Jul 5 2010
Moved in with Andrew and Adam. Still not quite sure if this was a decision I wouldn’t regret, but it’s nice to be around people again, even though I do miss having the whole place to myself. Things are going alright and I really can’t say no to saving more than $200+ a month. At this stage of my life, I think saving up is still more important than living comfortably.
When it comes to relationship, I don’t really have much experience. But I certainly have seen many ups and downs of relationships from people around me throughout the years, as well as all the dramas that accompany them. It’s almost like I’ve learned so much about how to deal with relationships from seeing how others treat theirs. There’s a stereotype that Southern California people are more superficial and shallow, but from what I’ve experienced first hand so far, there are certainly more dramas up here. I despise greedy people who take what they have for granted and toy with others’ feelings. It’s like for some of us, we can’t even get one but they’re toying around with multiple. You would think that people would get wiser as they live through life and learn from their past mistakes. Not really. Love, lust, feelings make everyone act like an illogical, hormone-charged teenager.
Do I still want a relationship? Very much so.
Apr 22 2010
I feel like I was generally a happier person back when I was living in San Diego. Even though I was a broke college student; life wasn’t exactly comfortable; there were many more things I had to worry about and stress over, but somehow I was a lot more content with life. I was able to simply be happy by myself.
Nowadays I dislike myself for my insecurity and lack of confidence, for being silly enough to get my hopes up over boys that are out of my league, for giving myself chances to get hurt, for being pathetic enough to get emotional over it. Maybe I’ve always been this way, perhaps it was just the lack of time that prevented me from realizing it. Or maybe it was because I was still young and it felt like I had all the time in the world. Only now do I feel like I had left possibilities slipping by without even knowing I would regret it.
This upcoming weekend trip to San Diego is very much appreciated, and exactly what I needed; to get away from my current self, even just for a little bit.
Apr 12 2010
Friday I got off work early, so I went up to Berkeley and watched How to Train Your Dragon with Wally, Raymond, and Justin. It was a very cute movie. Probably not good enough to be on the top movie list or anything, but certainly very enjoyable and deserved to be watched in the theater. Honestly, I really wasn’t planning on watching it at all, but Johnny kept talking about it on his tumblr and I got curious. I’m glad I watched it though.
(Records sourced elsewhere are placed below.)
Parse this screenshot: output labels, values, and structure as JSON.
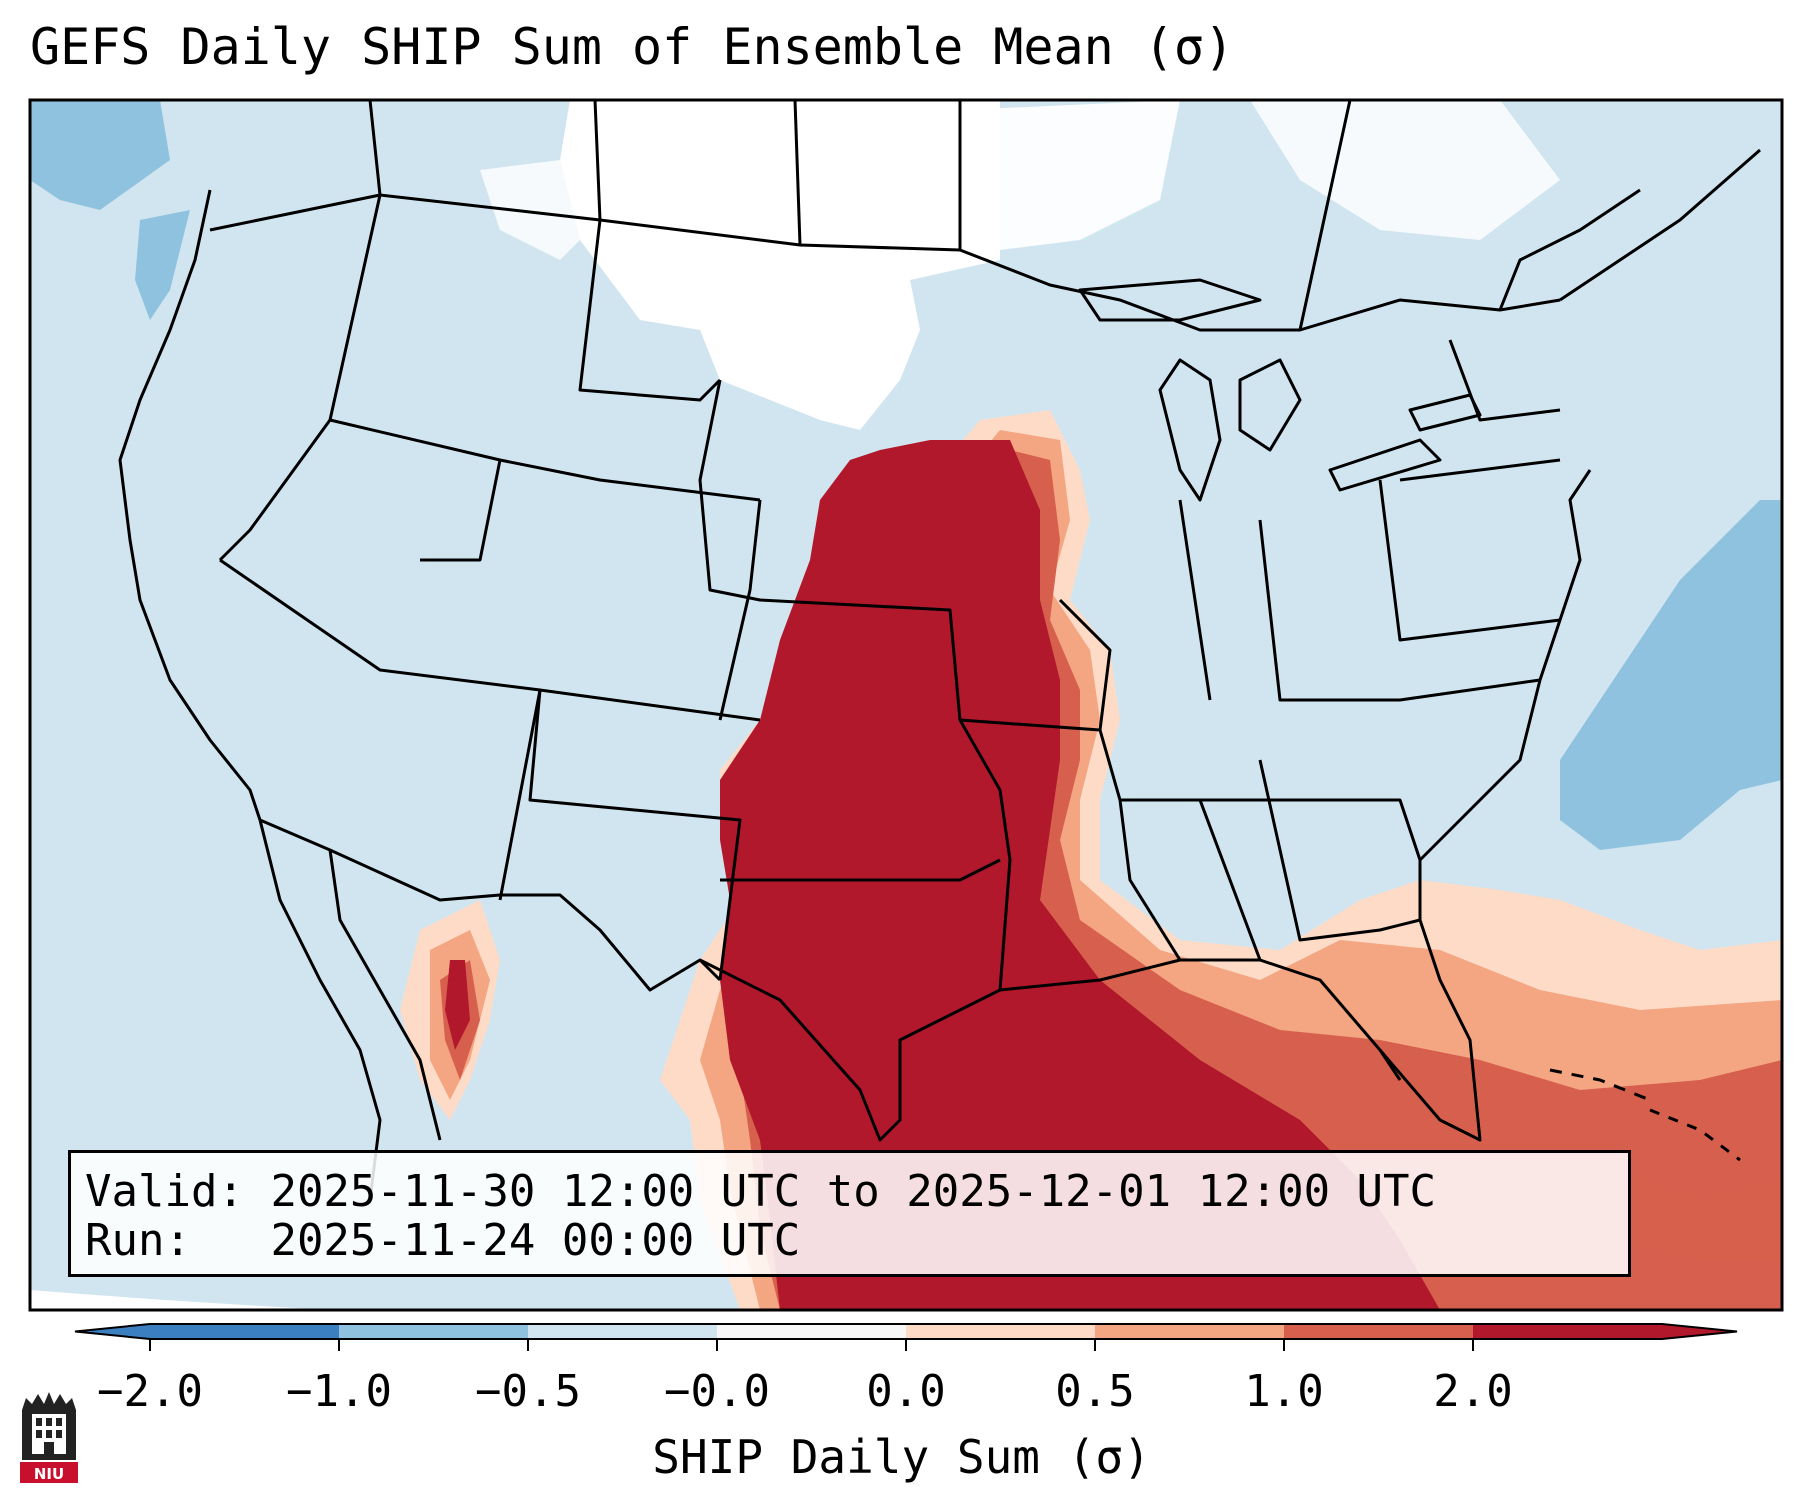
{
  "title": "GEFS Daily SHIP Sum of Ensemble Mean (σ)",
  "info": {
    "valid_label": "Valid:",
    "valid_value": "2025-11-30 12:00 UTC to 2025-12-01 12:00 UTC",
    "run_label": "Run:",
    "run_value": "2025-11-24 00:00 UTC"
  },
  "colorbar": {
    "label": "SHIP Daily Sum (σ)",
    "ticks": [
      "−2.0",
      "−1.0",
      "−0.5",
      "−0.0",
      "0.0",
      "0.5",
      "1.0",
      "2.0"
    ],
    "colors": [
      "#3b7fc0",
      "#8fc2de",
      "#d1e5f0",
      "#f7f7f7",
      "#fddbc7",
      "#f4a582",
      "#d6604d",
      "#b2182b"
    ],
    "extend": "both"
  },
  "map": {
    "ocean_land_base": "#d1e5f0",
    "low_color": "#8fc2de",
    "neutral_color": "#ffffff",
    "high_colors": [
      "#fddbc7",
      "#f4a582",
      "#d6604d",
      "#b2182b"
    ]
  },
  "logo": {
    "text": "NIU"
  }
}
We were supposed to get dinner Wednesday night, but he totally flaked out on me. I was very disappointed ‘cause I was really hoping to hang out with him, and I was also mad at myself for getting depressed over it. He replied the next day saying he didn’t get my message and set up another time to hang out on Friday. I half-heartedly agreed but honestly I didn’t think it was going to happen. I just don’t get the vibe that he genuinely wants to hang out with me. Since I got off work early on Friday I made plan with Wally, and then he texted me about the dinner. I was tempted to head back down to south bay to go to dinner with him, but staying with Wally just seemed easier. Maybe it’s just not meant to be. Maybe next time. If it’s meant to happen, it will. I guess.
After the movie, we went over to Eric’s place to hang out. He had a little get-together and a bunch of people were over. One of his friends knows card-readings and he was giving everyone a reading. What he said about my reading totally freaked me out. The two face cards were facing each other, so the guy I was thinking about has also thought about me romantically as well, but even though I’m ready for a relationship and I’ve put my heart out there, he’s just not ready for one and there are other things he has to work out first. My prolonged interest in him has also made things a bit awkward between us. I usually don’t believe in or pay much attention to superstitious things like this, but that reads like the story of my life. I was consciously thinking about Johnny, but somehow it sounded more about Wally. I don’t know, and it doesn’t matter. This could be said about any of the boys I liked. I’m always putting myself out there; always too eager while everyone else is being reserved. Things always end up getting awkward one way or another. Or maybe it’s all in my head; maybe I just get way too sensitive over the little things.
The rest of the weekend was a good distractor though. The Davis boys organized a scavenger hunt in downtown San Francisco on Saturday. I met a lot of people there and it was fun walking around Chinatown and doing goofy missions at Union Square. Sunday night was the Mayday DNA World Tour concert. Wes, Wally, Wayne, Mason, and I all got tickets to go months ago. I think Wayne and I were the only two who were really excited about it though ‘cause we actually listen to Mayday’s music, while the rest just got dragged along by us. I was really looking forward to it, since it was my first real big concert. Even though the atmosphere and the crowd were great, it is still a bit underwhelming for me in Mayday’s standard. Perhaps I just had too high of an expectation because of all the live concert DVDs I’ve seen of them. This is a relatively small venue for them after all. I had fun though and I’m certainly glad I went.